The Billionaire's Bathroom
by Grant Fikes
In two previous puzzles The Billionaire's Gates and The Billionaire's Gates Revisited, we visited a nameless billionaire who built his house on a torus-shaped asteroid and walked through every door exactly once. Well, now he's tired of that house, and he has a new one, which is back on good old Earth. There are still many expensive high-tech gadgets in the house, but this puzzle concerns itself with the floor tiles in the guest bathroom.

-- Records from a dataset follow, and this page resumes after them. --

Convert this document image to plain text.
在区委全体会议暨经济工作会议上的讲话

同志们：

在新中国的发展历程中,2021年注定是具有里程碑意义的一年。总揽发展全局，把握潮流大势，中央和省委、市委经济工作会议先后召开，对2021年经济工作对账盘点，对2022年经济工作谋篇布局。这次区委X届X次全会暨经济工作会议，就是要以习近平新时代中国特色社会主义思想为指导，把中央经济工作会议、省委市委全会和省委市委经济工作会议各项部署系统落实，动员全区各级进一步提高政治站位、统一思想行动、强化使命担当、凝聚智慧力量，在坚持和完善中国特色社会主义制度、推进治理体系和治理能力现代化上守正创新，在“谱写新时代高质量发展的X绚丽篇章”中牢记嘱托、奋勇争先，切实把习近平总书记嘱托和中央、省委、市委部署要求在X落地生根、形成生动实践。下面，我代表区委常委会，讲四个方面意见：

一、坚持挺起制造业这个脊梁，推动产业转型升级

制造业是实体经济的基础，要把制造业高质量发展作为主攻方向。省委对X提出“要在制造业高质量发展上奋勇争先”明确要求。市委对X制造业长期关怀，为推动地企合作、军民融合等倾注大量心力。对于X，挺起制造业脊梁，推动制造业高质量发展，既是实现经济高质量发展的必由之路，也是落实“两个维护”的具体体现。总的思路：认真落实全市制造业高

There are 100 square tiles of equal size on the bathroom floor, which are arranged in a square pattern. Each tile is either white or black. The black tiles all form one contiguous region; that is, one can draw a path from any black tile to any other black tile without going through any white tiles. However, four black tiles never meet at a single corner; any 2 tile by 2 tile region in the bathroom must have at least one white tile.
You need to use the bathroom. Unfortunately, the billionaire won't let you in unless you can figure out the pattern of black and white tiles on the floor. He hands you this sheet of paper:
The white tiles form ten separate contiguous regions. Each white region is represented by a number in one of that region's squares. The number represents how many white tiles make up that region. For example, the 7 is contained in a region of 7 white tiles.
You really need to use the facilities, so you'd better solve this puzzle as soon as possible. Keeping in mind that the black squares form a single region without any two by two areas, can you figure out the pattern of the floor tiles?